Este año festejamos dos explosiones destructivas y una fundación creativa. Dos guerras civiles y una institución. La Universidad Nacional fue inaugurada hace 100 años. El discurso que Justo Sierra pronunció en esa ocasión es un documento extraordinario, una pieza crucial del pensamiento de México que bien nos haría leer en estos días. No provienen de la oratoria burocrática, sino de la tradición del magisterio cívico: la cultura como el espacio primordial de formación nacional. México será si, además de carreteras, mercados y leyes, tiene ciencia. México será si forma un patrimonio de inteligencia. México será si descubre una versión propia del arte. Justo Sierra bosqueja en su discurso esa imaginación.
El ministro ubica a la ciencia como el abono de la nacionalidad. No es una ciencia concentrada en sí misma ni desprendida de la idea moral. El científico de la nueva universidad, anticipa Sierra, no perderá la vista en el microscopio aunque afuera se desintegre el mundo. Sabrá entender la conexión entre sus microbios y la sociedad donde vive. La ciencia de la que habla Justo Sierra es, ante todo, un camino, una búsqueda de la verdad. La luz de la ciencia está en su método, dice. En el ministro de Porfirio Díaz coexisten la admiración por la ciencia y sus descubrimientos y un respeto casi espiritual de los misterios. Las ciencias nos entregan mil sorpresas de la naturaleza, fenómenos impensados, hallazgos prodigiosos. Pero también advierte los límites del razonamiento científico: armada de método, la ciencia pronuncia la penúltima palabra. "Perseguimos el misterio de todas las cosas, hasta en los círculos más retirados de la noche del ser; pedimos a la ciencia la última palabra de lo real, y nos contesta y nos contestará siempre con la penúltima palabra, dejando entre ella y la verdad absoluta que pensamos vislumbrar, toda la inmensidad de lo relativo". La inmensidad de lo relativo. Y se pregunta: "¿Será que la ciencia del hombre es un mundo que viaja en busca de Dios?".
Justo Sierra insistirá en que la universidad es una institución nueva, que no se trata de la reapertura de la antigua universidad colonial. La nueva universidad tiene raíces pero no tiene árbol genealógico. Una universidad que nace sin historia. Lo subraya porque quiere enfatizar la novedad de su idea pedagógica. La vieja institución era una institución parlante. Hablaba, recitaba, memorizaba hasta convertir en "flores de trapo" las doctrinas de los grandes pensadores católicos. Sus profesores, insiste Sierra, podían pasar toda la vida discutiendo con el único propósito de evitar el nacimiento de una idea. Un camino negado a la creación: "una telaraña verbal hecha de la misma sustancia del verbo". La nueva universidad no padecería esa asfixia: la oxigenaría el experimento, el debate, la comprobación.
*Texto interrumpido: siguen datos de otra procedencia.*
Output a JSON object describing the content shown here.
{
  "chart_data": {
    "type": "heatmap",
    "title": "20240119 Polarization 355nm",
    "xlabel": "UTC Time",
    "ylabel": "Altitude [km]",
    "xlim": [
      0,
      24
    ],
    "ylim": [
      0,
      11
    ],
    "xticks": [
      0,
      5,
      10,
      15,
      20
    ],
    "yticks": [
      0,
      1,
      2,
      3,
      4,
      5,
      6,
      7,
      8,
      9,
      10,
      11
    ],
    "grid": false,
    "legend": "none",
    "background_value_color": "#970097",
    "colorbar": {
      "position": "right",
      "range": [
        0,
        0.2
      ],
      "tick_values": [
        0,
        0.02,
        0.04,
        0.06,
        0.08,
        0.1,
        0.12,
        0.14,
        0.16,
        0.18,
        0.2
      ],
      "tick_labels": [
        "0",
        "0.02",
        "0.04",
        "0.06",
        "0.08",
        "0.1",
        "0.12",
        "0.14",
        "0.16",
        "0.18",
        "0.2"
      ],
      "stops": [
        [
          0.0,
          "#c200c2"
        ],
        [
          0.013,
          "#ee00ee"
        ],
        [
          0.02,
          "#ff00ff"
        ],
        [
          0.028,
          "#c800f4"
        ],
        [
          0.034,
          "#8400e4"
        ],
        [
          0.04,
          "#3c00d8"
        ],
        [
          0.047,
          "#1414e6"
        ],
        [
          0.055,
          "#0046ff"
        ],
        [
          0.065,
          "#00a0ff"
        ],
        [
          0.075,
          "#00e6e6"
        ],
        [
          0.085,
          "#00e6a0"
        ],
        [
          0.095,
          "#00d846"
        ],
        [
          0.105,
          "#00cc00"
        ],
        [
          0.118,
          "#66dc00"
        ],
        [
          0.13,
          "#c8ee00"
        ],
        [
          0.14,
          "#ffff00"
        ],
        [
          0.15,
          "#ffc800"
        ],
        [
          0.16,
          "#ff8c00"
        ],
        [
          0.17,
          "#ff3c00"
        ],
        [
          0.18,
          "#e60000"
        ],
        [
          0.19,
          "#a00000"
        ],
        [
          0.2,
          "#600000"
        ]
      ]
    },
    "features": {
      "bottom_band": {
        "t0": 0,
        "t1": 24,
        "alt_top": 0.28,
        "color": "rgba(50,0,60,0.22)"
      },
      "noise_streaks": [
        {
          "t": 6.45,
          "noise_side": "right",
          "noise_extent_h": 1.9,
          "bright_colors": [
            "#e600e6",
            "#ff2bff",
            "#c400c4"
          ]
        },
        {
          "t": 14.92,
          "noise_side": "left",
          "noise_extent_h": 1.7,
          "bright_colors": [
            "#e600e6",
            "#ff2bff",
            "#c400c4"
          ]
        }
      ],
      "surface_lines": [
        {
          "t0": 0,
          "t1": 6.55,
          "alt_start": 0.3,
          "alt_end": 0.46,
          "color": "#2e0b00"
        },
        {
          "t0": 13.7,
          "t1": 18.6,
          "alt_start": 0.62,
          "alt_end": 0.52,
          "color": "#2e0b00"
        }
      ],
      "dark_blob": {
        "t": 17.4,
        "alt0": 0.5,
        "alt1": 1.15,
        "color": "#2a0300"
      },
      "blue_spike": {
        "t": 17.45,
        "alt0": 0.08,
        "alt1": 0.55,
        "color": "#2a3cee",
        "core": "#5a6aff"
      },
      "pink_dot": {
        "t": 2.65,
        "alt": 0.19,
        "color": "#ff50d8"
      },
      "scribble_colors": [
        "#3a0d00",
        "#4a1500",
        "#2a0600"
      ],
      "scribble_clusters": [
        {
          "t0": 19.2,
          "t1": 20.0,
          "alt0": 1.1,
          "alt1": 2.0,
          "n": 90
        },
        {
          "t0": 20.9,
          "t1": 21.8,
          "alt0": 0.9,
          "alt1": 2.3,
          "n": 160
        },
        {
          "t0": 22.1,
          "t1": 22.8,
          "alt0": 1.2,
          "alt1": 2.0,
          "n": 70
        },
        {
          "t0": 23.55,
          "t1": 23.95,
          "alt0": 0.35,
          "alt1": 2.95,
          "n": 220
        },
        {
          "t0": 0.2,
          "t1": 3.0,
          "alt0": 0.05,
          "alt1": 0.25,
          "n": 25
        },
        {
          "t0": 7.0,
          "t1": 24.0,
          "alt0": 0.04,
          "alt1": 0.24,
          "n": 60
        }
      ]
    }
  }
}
Un párrafo de ese discurso se ha citado mil veces pero sigue mereciendo las comillas. Es la estampa que describe el sentido de esa comunidad de cultura que debe ser una universidad: "Me la imagino así: un grupo de estudiantes de todas las edades sumadas en una sola, la edad de la plena aptitud intelectual, formando una personalidad real a fuerza de solidaridad y de conciencia de su misión, y que, recurriendo a toda fuente de cultura, brote de donde brotare, con tal que la linfa sea pura y diáfana, se propusiera adquirir los medios de nacionalizar la ciencia, de mexicanizar el saber". No era, desde luego, una invitación a la cerrazón nacionalista: era el convencimiento de que la universidad debía vincular su razón con la acción. La universidad no podía establecer aduanas para el pensamiento. Pero era, sobre todo, la convicción que la institución debía guiar intelectual y moralmente al país. Lo dice Sierra con su elocuencia suntuosa: "La Universidad está encargada de la educación nacional en sus medios superiores e ideales; es la cima en que brota la fuente, clara como el cristal de la fuente horaciana, que baja a regar las plantas germinadas en el terruño nacional y sube en el ánima del pueblo por alta que éste la tenga puesta".
En el bosquejo de la institución había obvias intenciones hegemónicas. Sierra usaba el singular para referirse a la nueva institución. El singular se sigue usando para denominar a la universidad, como si no existieran otras. Es la arrogancia de la hegemonía: un instituto que ve su historia como resumen de la historia patria, que se asume como conciencia moral de la nación y que da trato de villano a cualquiera de sus críticos. Esa megalomanía que tan certeramente describió Gabriel Zaid. Qué bien le hubiera sentado a la UNAM, en su centenario, un asomo de autocrítica y menos cachunes.
No puede decirse que la misión de Justo Sierra esté cumplida, como ha presumido José Narro. A decir verdad, la universidad como comunidad académica sigue siendo un proyecto. Academizar la universidad, pedía José Sarukhán. Después de la porra, es indispensable retomar esa tarea.